Flights of fancy and plumbing

This weeks job list between boat trips and cups of tea (and glasses of fizz!) with visitors included plumbing in the sink for the bell tent and making more crafts for the shed.

The pipe arrived for the plumbing on Friday and Ady had it up and running that very evening – this time of year it is 20 hours of daylight in every 24 but when the midges come they are so fierce you have to retreat so our working hours are rather ad hoc. It rather turns out days on their head and twice this week we have been drinking fizz at lunchtime (visiting friends and the grand opening of Rum’s newest accommodation) so it’s not unusual to be out doing stuff on the croft at 10pm. On Saturday we constructed a cradle to hold the sink, fitted it with a tap off a bath that friends had brought up for us several years ago and just happened to have a long enough reach to mean the water goes into the sink bowl as the sink really is meant for a mixer tap. With a mash up of hose fittings and actual plumbing bits Ady got it all working and we had a surreal moment outside the caravan yesterday evening when we called the kid out to turn the tap on, attached to a sink that Ady was holding and could walk about with…

portable sink

Today we set it up next to the shed which will house the compost loo. Because the pipe is black and is 100m away from the caravan and still above ground at the moment it ran a whole sink full of hand hot water before it ran through cold. We might even be able to hook up a solar shower at this rate.

sink view

sink

The next task is moving the compost loo from the horse box up to the shed, we have everything ready to do it so it should be a fairly straightforward task. Once that is done it will all be fully functioning, next we will start working on improvements such as paths and decorating everything to make it pretty as well as functional.

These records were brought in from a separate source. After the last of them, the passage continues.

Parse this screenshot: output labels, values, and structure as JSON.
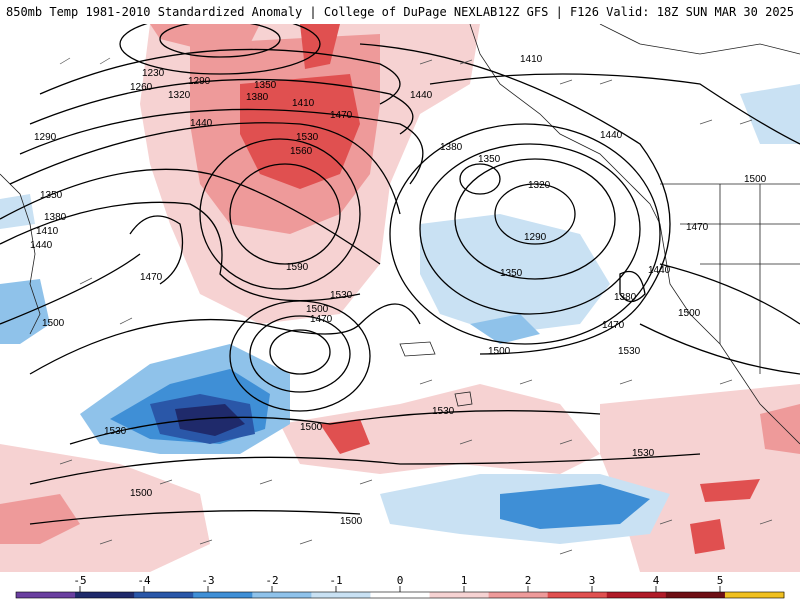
{
  "header": {
    "left": "850mb Temp 1981-2010 Standardized Anomaly | College of DuPage NEXLAB",
    "right": "12Z GFS | F126 Valid: 18Z SUN MAR 30 2025"
  },
  "colorbar": {
    "labels": [
      "-5",
      "-4",
      "-3",
      "-2",
      "-1",
      "0",
      "1",
      "2",
      "3",
      "4",
      "5"
    ],
    "colors": [
      "#6a3fa0",
      "#1f2a6b",
      "#2a57a8",
      "#3f8fd6",
      "#8fc2ea",
      "#c9e1f3",
      "#ffffff",
      "#f6d2d2",
      "#ee9a9a",
      "#e05050",
      "#b01b28",
      "#6e0f14",
      "#f0c020"
    ]
  },
  "contours": {
    "labels": [
      "1230",
      "1260",
      "1290",
      "1320",
      "1350",
      "1380",
      "1410",
      "1440",
      "1470",
      "1500",
      "1530",
      "1560",
      "1590",
      "1410",
      "1380",
      "1350",
      "1320",
      "1290",
      "1440",
      "1470",
      "1500",
      "1530",
      "1440",
      "1380",
      "1470",
      "1500",
      "1530",
      "1500",
      "1500",
      "1500",
      "1470",
      "1500",
      "1530",
      "1500",
      "1530",
      "1290",
      "1350",
      "1380",
      "1410",
      "1440",
      "1470",
      "1500"
    ]
  }
}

I have been busy trying to make a midge a day – so another two midges added to the shop this weekend – Mean Green Midge and Sunshine Yellow Midge

sunshine midge

green

If I can keep that pace up then we should stay ahead of demand…

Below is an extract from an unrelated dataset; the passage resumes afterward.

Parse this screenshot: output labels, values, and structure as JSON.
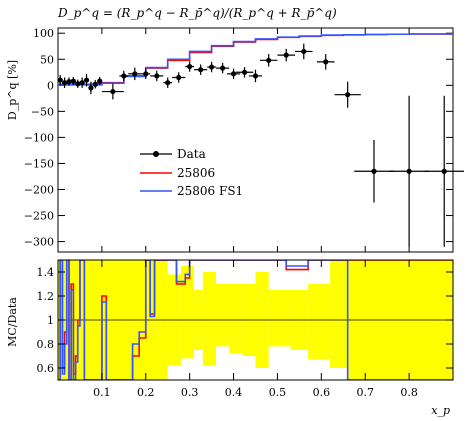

One of the mantras of living like we do it to never walk up or down the hill empty handed. There is almost always something you could be moving around the croft but I have taken to picking up feathers if I am empty handed as I walk around the croft and have been stashing them in a bag by the front door waiting for inspiration. Last night I googled for some ideas and made a couple of quills using the ink cartridges from biros. The really white goose feathers and the turkey feathers are lovely anyway but some of the less perfectly formed goose feathers looked a bit boring so this afternoon I have been playing with painting them. We now have a jar full of various quills for sale.

quills

I’ve also ordered a hot glue gun having always secretly wanted one but never had a good enough reason. When I arrives I have some hair pins and badges to have a go at feather brooches and hair pins too. I even have the sign ready to hang in the shop and a shelf already earmarked to display them all…

free range flights of fancy sign

As ever though while the sun was shining it was never all about work (even if the work is fun!) and this afternoon was the grand opening of the Gypsy Wagon our friend Claire has brought across and set up on the coast. A stunning wee wagon made of reclaimed timber with some gorgeous design features and cute and quirky touches. So we headed down to the village to celebrate with Claire

me and kids

gypsy waggon

Home for watering the polytunnel and harvesting yet more strawberries

strawberries2

which we enjoyed after dinner. No working outside this evening though, it’s been a really, really midgey night. I’m getting alerts for northern lights activity emailed to me but as it’s already nearly midnight and still not actually dark I am not holding out much hope of seeing anything before dawn breaks in a couple of hours time.

One thought on “Flights of fancy and plumbing

  1. We have a friend here who heats his water just by leaving a coiled hose out in the sun. Not so efficient in the winter, right enough! How’s the cob house digging going? Interested to hear about the practicalities of drainage, water supply etc.